Interest Rates and collateral

Interest rates at AAVE are varied, but as a lender you can earn up to 11.25% per annum, which is still higher than the centralized traditional financial service providers. The annual percentage yield (APY) is not fixed but changes over the year based on the market conditions. The prices within the AAVE platform are defined algorithmically taking into account the demand and supply of assets. Assets with high demand have a lower supply on the AAVE market, hence attracts a higher interest rate.

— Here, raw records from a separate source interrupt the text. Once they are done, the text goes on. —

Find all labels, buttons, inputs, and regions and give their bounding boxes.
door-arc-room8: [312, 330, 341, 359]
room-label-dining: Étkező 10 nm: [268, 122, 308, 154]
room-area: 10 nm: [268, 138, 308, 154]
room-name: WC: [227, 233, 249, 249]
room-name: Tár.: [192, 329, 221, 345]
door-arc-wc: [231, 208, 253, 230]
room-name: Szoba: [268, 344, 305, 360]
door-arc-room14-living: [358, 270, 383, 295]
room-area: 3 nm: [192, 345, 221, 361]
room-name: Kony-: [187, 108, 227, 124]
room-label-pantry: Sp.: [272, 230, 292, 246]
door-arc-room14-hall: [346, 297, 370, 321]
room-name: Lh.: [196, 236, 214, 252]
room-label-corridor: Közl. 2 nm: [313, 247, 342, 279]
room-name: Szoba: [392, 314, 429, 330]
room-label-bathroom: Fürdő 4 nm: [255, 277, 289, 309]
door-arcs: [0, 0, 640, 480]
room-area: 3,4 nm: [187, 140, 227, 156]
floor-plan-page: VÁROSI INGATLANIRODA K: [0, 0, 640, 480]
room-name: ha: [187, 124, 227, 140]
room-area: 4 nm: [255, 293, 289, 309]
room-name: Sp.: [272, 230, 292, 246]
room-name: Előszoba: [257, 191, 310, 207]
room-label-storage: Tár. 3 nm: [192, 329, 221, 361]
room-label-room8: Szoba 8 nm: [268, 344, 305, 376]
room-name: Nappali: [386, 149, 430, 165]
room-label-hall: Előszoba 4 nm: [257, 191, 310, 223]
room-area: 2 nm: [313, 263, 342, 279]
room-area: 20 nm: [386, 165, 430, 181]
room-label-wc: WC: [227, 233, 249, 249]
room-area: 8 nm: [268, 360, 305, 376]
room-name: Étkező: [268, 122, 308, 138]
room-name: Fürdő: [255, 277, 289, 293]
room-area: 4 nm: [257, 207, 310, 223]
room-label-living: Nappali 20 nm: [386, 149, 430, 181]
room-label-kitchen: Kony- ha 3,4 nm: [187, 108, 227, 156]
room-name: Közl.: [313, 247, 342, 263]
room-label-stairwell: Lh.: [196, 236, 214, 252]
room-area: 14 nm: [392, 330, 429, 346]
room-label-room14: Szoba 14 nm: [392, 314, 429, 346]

When a borrower wants ETH, they can use DAI or any other asset on the platform as collateral. It means that a user can access specific digital assets without necessarily owning them. On returning the borrowed asset, the borrower will get their collateral back in the original form or any other agreed crypto.

Final thoughts

From the AAVE workings, it is clear that the platform aims to create an algorithmic loan market where users can invest money in pools to create liquidity and create a loan platform with various collaterals. It means that users can lend each other digital assets, in favor of liquidity for borrowers and interest for lenders. The platform adjusts to the needs of its users and that of different markets. So if you want to be a liquidity provider, all you need to do is invest your money in the pools within AAVE. On the other hand, if you want to borrow specific digital assets, all you need to do is provide a guarantee and borrow an equivalent asset you want. In most cases, the interest charged is much lower than the traditional market interest rates.